Olayların başlangıç noktası Suriye’nin Süveyda bölgesinde yaşandı. İsrail, oradaki Dürzi topluluğunu ayaklandırarak bir plan başlattı. Amaç “Davut Koridoru” adı verilen hattı açmak. Bu koridor, İsrail’in güney Suriye’den başlayıp kuzey Irak’a ulaşarak enerji kaynaklarını kontrol etmesini sağlayacak. Bu nedenle bölgede iç karışıklık çıkarılmaya çalışılıyor. Dürziler ile Bedeviler arasında çatışmalar başlatıldı. Suriye ordusu buna müdahale etmek isteyince, konvoylar İsrail tarafından vuruldu ve 198 asker hayatını kaybetti.

Türkiye için ciddi bir tehdittir

Aynı şekilde  PKK da harekete geçti. İddialara göre İsrail, PKK’ya özerklik sözü vererek 130 milyon dolarlık bir destek sağladı. Bu gelişme, Türkiye için ciddi bir tehdittir.

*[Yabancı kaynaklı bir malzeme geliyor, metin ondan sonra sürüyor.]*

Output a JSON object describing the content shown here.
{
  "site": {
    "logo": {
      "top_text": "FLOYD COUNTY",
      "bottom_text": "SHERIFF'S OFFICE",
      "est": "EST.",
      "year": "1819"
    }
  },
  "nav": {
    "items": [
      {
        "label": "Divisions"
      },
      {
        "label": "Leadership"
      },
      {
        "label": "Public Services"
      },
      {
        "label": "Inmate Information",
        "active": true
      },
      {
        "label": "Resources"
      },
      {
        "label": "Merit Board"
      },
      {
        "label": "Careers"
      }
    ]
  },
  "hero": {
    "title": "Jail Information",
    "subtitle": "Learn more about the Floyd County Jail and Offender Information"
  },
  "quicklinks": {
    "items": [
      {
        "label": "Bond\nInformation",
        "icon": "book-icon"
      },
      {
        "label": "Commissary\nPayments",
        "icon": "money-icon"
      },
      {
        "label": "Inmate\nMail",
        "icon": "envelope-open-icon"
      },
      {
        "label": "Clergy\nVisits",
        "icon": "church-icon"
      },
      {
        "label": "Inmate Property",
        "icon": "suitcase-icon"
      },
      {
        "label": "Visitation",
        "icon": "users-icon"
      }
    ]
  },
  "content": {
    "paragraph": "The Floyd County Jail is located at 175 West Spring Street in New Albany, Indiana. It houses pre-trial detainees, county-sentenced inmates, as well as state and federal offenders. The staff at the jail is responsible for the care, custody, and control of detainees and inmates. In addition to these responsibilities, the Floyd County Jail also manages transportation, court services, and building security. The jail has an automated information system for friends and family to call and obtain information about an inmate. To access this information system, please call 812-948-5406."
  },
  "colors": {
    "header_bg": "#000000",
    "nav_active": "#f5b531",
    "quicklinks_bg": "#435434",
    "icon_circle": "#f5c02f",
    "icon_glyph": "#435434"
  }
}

Bakan Hakan Fidan, Washington’daki açıklamasında, YPG’nin bölgede büyük bir hareketlilik içinde olduğunu ve bu durumu kötüye kullanmaması gerektiğini net bir şekilde söyledi. Bu, Türkiye’nin büyük bir harekâta hazırlandığının açık sinyalidir. Suriye’deki bu karışıklık sadece Suriye’yi değil, tüm bölgeyi yangın yerine çevirebilir. Türkiye, bu riski görüyor ve buna göre hareket ediyor.

İsrail adım adım bölgede özerk yapılar kurmaya çalışıyor. Sıra Lazkiye ve Tarsus’a, ardından da PKK/YPG bölgelerine gelecek. Türkiye bu tehdidin farkında ve gereken hazırlıkları yapıyor. Bu durum, Türkiye ile İsrail’in bir gün doğrudan karşı karşıya gelmesi ihtimalini artırıyor. İsrail sadece güçten anlıyor. Bu yüzden Türkiye, gerektiğinde aynı dilden konuşabilecek güce sahip.

Komşularımız olan Suriye, Irak ve İran’ın toprak bütünlüğü bizim için de hayati öneme sahip. Çünkü bu bölgelerdeki istikrar, Türkiye’nin güvenliği demektir.

Bugün sessiz kalırsak, yarın daha ağır bedeller ödeyebiliriz. Türkiye bu yüzden hem diplomatik hem askerî olarak çok yönlü bir hazırlık içinde.